In [1]:
from sklearn.svm import OneClassSVM
from sklearn.model_selection import KFold
import pandas as pd
import numpy as np
from sklearn.metrics import f1_score,precision_score,accuracy_score,classification_report,roc_auc_score,confusion_matrix,roc_curve,auc
from sklearn.preprocessing import StandardScaler
from sklearn.decomposition import PCA
import optuna
import matplotlib as plt

In [2]:
df = pd.read_csv('data_cleaned.csv')

## Data Preprocessing for Training

In [3]:
# Data Preprocessing
df_normal = df[df['label'] == 0]
df_anomalous = df[df['label'] == 1]
df_normal = df_normal.drop(columns=['label'])
df_anomalous = df_anomalous.drop(columns=['label'])
# Data Distribution
print(f"Normal: {len(df_normal)}, Anomalous: {len(df_anomalous)}")

Normal: 569877, Anomalous: 20663


## Training the Model

- **K-fold cross-validation** was used to ensure the model was trained on different subsets of the data. Since only a subset of the normal class was used for testing, relying on a single split might not provide the most reliable results. K-fold cross-validation helps mitigate this issue by training the model across multiple data folds, leading to a more robust evaluation.

In [None]:
# Create a KFold object with 10 splits
kf = KFold(n_splits=10, shuffle=True, random_state=42)
# Initialize an empty list to store the results
results = []
# Iterate through the folds
for train_index, test_index in kf.split(df_normal):
    # Split the data into training and test sets
    X_train, X_test = df_normal.iloc[train_index], df_normal.iloc[test_index]
    y_test = np.full(len(X_test), 0)
    # add anomalous data to the test set
    X_test = pd.concat([X_test, df_anomalous])
    y_test = np.concatenate([y_test, np.full(len(df_anomalous), 1)])
    
    # Train the One Class SVM model
    model = OneClassSVM(kernel='rbf', gamma='scale', nu=0.1)
    model.fit(X_train)
    
    # Predict the labels for the test set
    y_pred = model.predict(X_test)
    y_pred = [1 if x == -1 else 0 for x in y_pred]
    
    # Calculate the F1 score
    f1 = f1_score(y_test, y_pred, pos_label=1)
    precision = precision_score(y_test, y_pred, pos_label=1)
    accuracy = accuracy_score(y_test, y_pred)
    
    # Append the results to the list
    results.append({
        'f1': f1,
        'precision': precision,
        'accuracy': accuracy
    })
    
print(f"F1 Score: {np.mean([result['f1'] for result in results])}")
print(f"Precision: {np.mean([result['precision'] for result in results])}")
print(f"Accuracy: {np.mean([result['accuracy'] for result in results])}")
print(f"Classification Report: {classification_report(y_test, y_pred)}")

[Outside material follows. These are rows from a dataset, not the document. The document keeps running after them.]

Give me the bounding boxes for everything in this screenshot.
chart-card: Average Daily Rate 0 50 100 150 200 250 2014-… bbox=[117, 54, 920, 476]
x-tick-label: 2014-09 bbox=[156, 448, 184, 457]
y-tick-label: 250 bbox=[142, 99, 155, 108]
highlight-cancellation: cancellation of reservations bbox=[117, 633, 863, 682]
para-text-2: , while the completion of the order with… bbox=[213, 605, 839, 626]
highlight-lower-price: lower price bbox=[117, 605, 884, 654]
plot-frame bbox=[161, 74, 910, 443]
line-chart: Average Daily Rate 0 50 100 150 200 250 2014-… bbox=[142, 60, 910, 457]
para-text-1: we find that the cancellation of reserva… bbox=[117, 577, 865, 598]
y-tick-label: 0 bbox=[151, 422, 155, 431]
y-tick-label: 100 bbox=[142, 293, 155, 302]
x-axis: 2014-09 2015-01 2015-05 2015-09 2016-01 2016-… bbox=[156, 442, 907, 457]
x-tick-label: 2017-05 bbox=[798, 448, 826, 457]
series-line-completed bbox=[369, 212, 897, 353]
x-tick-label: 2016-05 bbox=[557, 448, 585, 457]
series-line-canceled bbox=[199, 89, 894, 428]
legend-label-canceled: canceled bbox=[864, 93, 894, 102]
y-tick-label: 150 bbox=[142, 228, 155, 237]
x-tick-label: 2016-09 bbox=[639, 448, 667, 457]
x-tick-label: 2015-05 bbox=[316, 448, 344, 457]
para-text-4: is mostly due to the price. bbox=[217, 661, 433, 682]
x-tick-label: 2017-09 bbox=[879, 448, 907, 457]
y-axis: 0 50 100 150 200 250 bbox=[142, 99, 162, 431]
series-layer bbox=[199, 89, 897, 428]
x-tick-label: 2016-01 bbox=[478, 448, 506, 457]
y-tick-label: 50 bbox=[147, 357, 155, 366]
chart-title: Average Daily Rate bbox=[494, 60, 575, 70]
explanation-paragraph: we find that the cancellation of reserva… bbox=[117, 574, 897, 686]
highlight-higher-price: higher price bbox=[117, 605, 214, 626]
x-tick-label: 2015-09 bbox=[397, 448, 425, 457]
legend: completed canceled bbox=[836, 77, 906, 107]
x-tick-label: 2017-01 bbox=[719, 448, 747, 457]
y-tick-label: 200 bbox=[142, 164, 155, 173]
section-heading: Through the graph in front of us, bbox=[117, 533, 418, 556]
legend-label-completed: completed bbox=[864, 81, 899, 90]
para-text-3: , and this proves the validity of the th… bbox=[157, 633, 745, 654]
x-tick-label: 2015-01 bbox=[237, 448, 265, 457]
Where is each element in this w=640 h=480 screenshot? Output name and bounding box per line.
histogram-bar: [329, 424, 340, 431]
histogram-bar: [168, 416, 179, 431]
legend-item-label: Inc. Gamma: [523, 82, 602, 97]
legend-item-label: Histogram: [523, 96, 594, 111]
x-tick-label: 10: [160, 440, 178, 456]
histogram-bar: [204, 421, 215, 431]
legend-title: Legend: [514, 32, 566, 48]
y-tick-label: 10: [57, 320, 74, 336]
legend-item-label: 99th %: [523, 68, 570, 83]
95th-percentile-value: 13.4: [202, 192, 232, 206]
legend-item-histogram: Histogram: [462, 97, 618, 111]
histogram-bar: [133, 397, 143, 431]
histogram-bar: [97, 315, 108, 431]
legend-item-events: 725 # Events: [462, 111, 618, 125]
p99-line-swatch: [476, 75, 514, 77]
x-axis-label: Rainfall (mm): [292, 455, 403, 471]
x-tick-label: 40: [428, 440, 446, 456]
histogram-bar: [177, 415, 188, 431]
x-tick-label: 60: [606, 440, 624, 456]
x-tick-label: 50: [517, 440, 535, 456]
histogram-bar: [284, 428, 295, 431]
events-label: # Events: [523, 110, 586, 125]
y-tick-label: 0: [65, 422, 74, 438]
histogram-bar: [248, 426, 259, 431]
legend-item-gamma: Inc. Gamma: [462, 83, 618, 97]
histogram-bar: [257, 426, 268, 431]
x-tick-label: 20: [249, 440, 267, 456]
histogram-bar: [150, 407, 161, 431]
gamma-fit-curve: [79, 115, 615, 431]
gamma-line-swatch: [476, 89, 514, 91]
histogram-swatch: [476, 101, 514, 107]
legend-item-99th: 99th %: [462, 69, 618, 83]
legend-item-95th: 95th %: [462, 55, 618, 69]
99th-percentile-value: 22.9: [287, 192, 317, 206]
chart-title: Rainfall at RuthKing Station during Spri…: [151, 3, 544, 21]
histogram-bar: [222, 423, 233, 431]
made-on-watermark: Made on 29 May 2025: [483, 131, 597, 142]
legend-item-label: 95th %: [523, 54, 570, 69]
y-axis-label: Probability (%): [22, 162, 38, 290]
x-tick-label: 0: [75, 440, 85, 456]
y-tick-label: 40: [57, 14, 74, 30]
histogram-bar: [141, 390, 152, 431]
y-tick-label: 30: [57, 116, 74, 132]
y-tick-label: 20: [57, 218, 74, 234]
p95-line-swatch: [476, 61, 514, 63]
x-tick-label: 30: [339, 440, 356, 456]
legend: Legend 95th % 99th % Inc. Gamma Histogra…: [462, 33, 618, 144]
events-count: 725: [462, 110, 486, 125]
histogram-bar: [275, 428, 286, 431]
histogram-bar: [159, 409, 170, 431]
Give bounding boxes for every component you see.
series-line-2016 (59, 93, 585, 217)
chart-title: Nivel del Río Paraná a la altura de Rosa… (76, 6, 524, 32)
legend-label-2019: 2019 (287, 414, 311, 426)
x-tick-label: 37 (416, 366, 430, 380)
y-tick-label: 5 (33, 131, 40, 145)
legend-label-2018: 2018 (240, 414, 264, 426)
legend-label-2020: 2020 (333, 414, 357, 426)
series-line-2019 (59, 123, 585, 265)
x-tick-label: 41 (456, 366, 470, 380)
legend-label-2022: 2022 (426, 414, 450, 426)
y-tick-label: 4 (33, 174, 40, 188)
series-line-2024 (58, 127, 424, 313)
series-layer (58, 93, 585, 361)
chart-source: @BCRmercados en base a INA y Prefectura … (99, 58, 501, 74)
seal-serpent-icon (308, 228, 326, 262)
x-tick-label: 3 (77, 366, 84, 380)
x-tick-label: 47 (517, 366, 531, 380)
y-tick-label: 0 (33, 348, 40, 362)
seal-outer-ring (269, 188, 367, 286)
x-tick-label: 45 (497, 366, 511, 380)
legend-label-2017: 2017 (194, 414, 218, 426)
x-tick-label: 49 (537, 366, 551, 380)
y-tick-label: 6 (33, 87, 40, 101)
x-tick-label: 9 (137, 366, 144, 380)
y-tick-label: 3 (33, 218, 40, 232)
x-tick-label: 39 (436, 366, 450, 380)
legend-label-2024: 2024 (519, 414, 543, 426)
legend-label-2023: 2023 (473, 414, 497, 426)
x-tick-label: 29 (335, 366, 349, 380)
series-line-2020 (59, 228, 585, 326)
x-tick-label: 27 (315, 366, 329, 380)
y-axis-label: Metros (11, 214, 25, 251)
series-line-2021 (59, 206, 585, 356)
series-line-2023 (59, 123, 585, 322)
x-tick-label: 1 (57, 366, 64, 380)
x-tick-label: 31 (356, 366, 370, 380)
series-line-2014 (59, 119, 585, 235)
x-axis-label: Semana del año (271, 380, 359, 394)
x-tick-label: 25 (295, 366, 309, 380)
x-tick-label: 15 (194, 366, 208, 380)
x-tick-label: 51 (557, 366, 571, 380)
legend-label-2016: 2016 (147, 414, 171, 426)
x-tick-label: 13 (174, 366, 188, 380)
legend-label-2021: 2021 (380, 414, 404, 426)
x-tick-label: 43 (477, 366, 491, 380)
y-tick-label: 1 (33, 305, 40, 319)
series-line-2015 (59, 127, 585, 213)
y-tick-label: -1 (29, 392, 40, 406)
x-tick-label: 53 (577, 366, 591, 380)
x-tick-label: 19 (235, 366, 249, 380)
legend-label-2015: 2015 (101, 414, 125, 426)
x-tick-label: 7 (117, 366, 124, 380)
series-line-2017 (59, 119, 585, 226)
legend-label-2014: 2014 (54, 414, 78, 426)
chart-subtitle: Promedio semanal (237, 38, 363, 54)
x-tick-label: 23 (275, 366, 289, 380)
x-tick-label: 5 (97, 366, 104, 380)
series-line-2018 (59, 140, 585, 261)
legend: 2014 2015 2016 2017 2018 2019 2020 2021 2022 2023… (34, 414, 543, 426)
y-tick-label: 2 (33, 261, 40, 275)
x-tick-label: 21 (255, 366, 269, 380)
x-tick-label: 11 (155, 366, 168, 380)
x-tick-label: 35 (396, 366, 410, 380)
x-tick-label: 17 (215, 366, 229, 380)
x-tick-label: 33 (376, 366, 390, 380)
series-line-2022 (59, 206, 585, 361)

The OneClass SVM models are not working well for higer dimensional data. Its taking lot of time nearly 3-4 hours to train them and they are just giving comparable or worse results than the Isolation Forest and AutoEncoder models. Which are just taking at max few minutes to train. So the study on OneClass SVM is not done thoroughly.